Supply Chain Leaders Open To Eco-Friendly Circular Economy
The circular economy—an economic model that separates the ability to achieve economic growth from the consumption of natural resources and in which business models encourage continuous reuse of materials to minimize waste and the demand for additional natural resource consumption—is finding supporters among supply chain leaders. A survey conducted by research and advisory firm Gartner finds 70 percent of businesses plan to invest in the practice in the next 18 months.
“The circular economy creates an ecosystem of materials,” says Sarah Watt, senior director analyst with the Gartner Supply Chain practice. “What was previously viewed as waste now has value. However, those ecosystems are complex and include many interdependencies and feedback loops. Digital technology has the potential to provide visibility and enable improved decision making when it comes to raw materials and services. Already, 35 percent of companies believe that digital technology will be a key enabler for their circular economy strategies, but very few are leveraging the technology for this purpose yet."

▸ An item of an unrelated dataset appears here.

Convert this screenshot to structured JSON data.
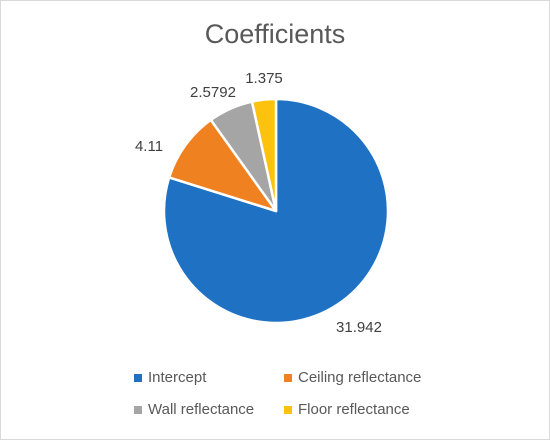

Gartner reports that only 12 percent of those surveyed have linked their digital and circular economy strategies so far.
The survey showed that rather than a single technology enabling the shift to a circular economy, organizations are focusing on four key technologies to advance their activities: advanced analytics, 3D printing, the Internet of Things (IoT) and machine learning (ML).

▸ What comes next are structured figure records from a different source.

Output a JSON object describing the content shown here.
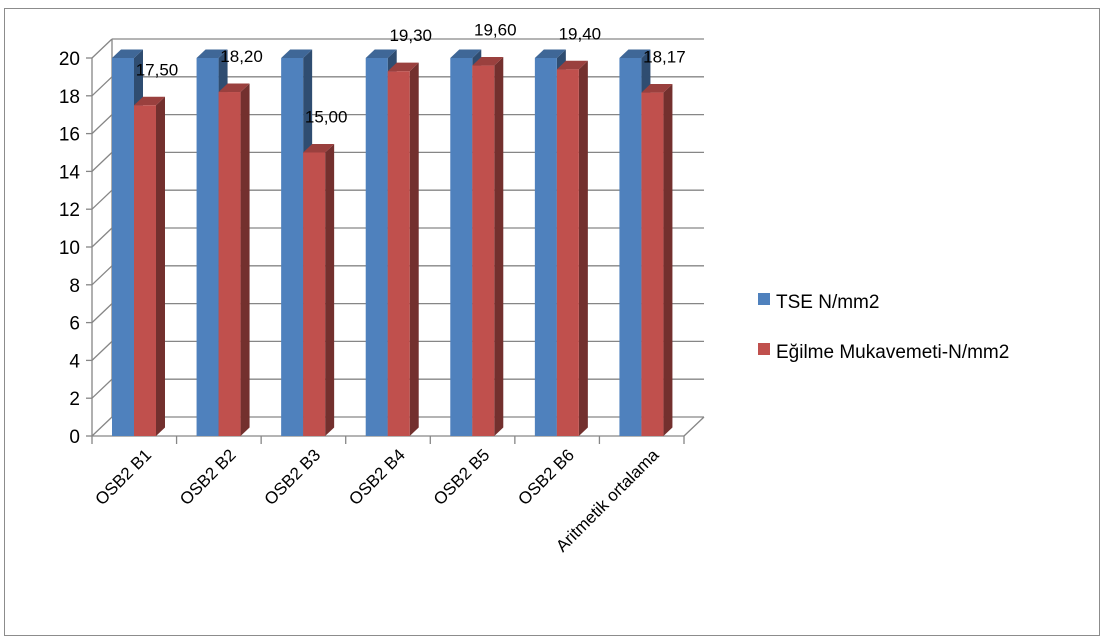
{
  "chart_data": {
    "type": "bar",
    "three_d": true,
    "categories": [
      "OSB2 B1",
      "OSB2 B2",
      "OSB2 B3",
      "OSB2 B4",
      "OSB2 B5",
      "OSB2 B6",
      "Aritmetik ortalama"
    ],
    "series": [
      {
        "name": "TSE N/mm2",
        "color": "#4f81bd",
        "values": [
          20,
          20,
          20,
          20,
          20,
          20,
          20
        ]
      },
      {
        "name": "Eğilme Mukavemeti-N/mm2",
        "color": "#c0504d",
        "values": [
          17.5,
          18.2,
          15.0,
          19.3,
          19.6,
          19.4,
          18.17
        ],
        "data_labels": [
          "17,50",
          "18,20",
          "15,00",
          "19,30",
          "19,60",
          "19,40",
          "18,17"
        ]
      }
    ],
    "y_ticks": [
      "0",
      "2",
      "4",
      "6",
      "8",
      "10",
      "12",
      "14",
      "16",
      "18",
      "20"
    ],
    "ylim": [
      0,
      20
    ],
    "grid": true,
    "legend_position": "right",
    "title": "",
    "xlabel": "",
    "ylabel": ""
  }
}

“It’s interesting to see that only few organizations are currently using blockchain. However, 38 percent of respondents are planning to explore the use of blockchain for the circular economy in the next five years,” Watt adds. “For example, the technology can be used to give materials a single digital identity and to enable trade and pay-per-use, although we are yet to see scaled use cases of blockchain for the circular economy.”
Gartner’s survey found that the top four areas of the supply chain where digital technology is being applied are delivery (46 percent), customer engagement (45 percent), manufacturing and remanufacturing (43 percent), and planning (43 percent). Only 27 percent of respondents are currently using digital technologies to improve reverse logistics, but 39 percent plan to do so within the next two years.

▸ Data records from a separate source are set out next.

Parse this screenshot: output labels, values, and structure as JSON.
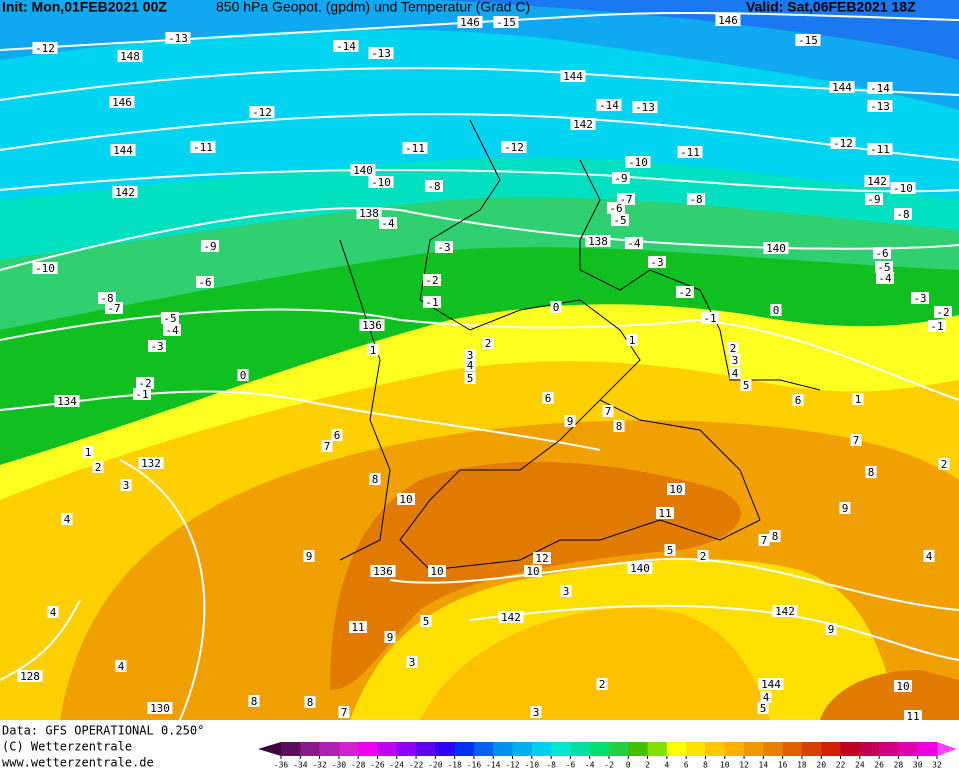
{
  "header": {
    "init": "Init: Mon,01FEB2021 00Z",
    "title": "850 hPa Geopot. (gpdm) und Temperatur (Grad C)",
    "valid": "Valid: Sat,06FEB2021 18Z"
  },
  "footer": {
    "data": "Data: GFS OPERATIONAL 0.250°",
    "copyright": "(C) Wetterzentrale",
    "url": "www.wetterzentrale.de"
  },
  "legend": {
    "ticks": [
      -36,
      -34,
      -32,
      -30,
      -28,
      -26,
      -24,
      -22,
      -20,
      -18,
      -16,
      -14,
      -12,
      -10,
      -8,
      -6,
      -4,
      -2,
      0,
      2,
      4,
      6,
      8,
      10,
      12,
      14,
      16,
      18,
      20,
      22,
      24,
      26,
      28,
      30,
      32
    ]
  },
  "map": {
    "geopotential_labels": [
      148,
      146,
      144,
      142,
      140,
      138,
      136,
      134,
      132,
      130,
      128,
      144,
      142,
      138,
      140,
      144,
      142,
      136,
      140,
      142,
      142,
      144,
      146,
      146
    ],
    "temperature_labels": [
      -12,
      -13,
      -14,
      -13,
      -15,
      -15,
      -14,
      -13,
      -12,
      -14,
      -13,
      -11,
      -11,
      -12,
      -11,
      -12,
      -11,
      -10,
      -10,
      -8,
      -9,
      -10,
      -9,
      -8,
      -8,
      -7,
      -6,
      -5,
      -4,
      -4,
      -3,
      -9,
      -6,
      -10,
      -3,
      -2,
      -1,
      -6,
      -5,
      -4,
      -3,
      -2,
      -1,
      -2,
      -1,
      0,
      0,
      -8,
      -7,
      -5,
      -4,
      -3,
      1,
      2,
      1,
      2,
      3,
      4,
      5,
      3,
      4,
      5,
      0,
      -2,
      -1,
      6,
      6,
      1,
      7,
      8,
      9,
      7,
      6,
      7,
      1,
      2,
      3,
      4,
      8,
      2,
      8,
      10,
      10,
      11,
      9,
      8,
      7,
      2,
      4,
      9,
      10,
      12,
      10,
      5,
      4,
      11,
      9,
      5,
      3,
      9,
      4,
      3,
      2,
      10,
      8,
      8,
      7,
      3,
      5,
      4,
      11
    ]
  }
}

“The difference in emphasis between delivery and reverse logistics is intriguing,” says Watt. “On the one hand, we observe organizations using technology such as analytics and alternative vehicles to optimize their routes and reduce emissions. You can argue that those actions should be considered a sustainable practice rather than one that enables the outcomes of the circular economy.
“On the other hand, reclaiming materials at the end of life requires reverse logistics for pickup and return to either the organization or a third party. Our results show that, in the next two years, reverse logistics will garner the most attention. This indicates that companies are looking at how to take back products for reuse, refurbishment or recycling—an important step on the way to the circular economy.”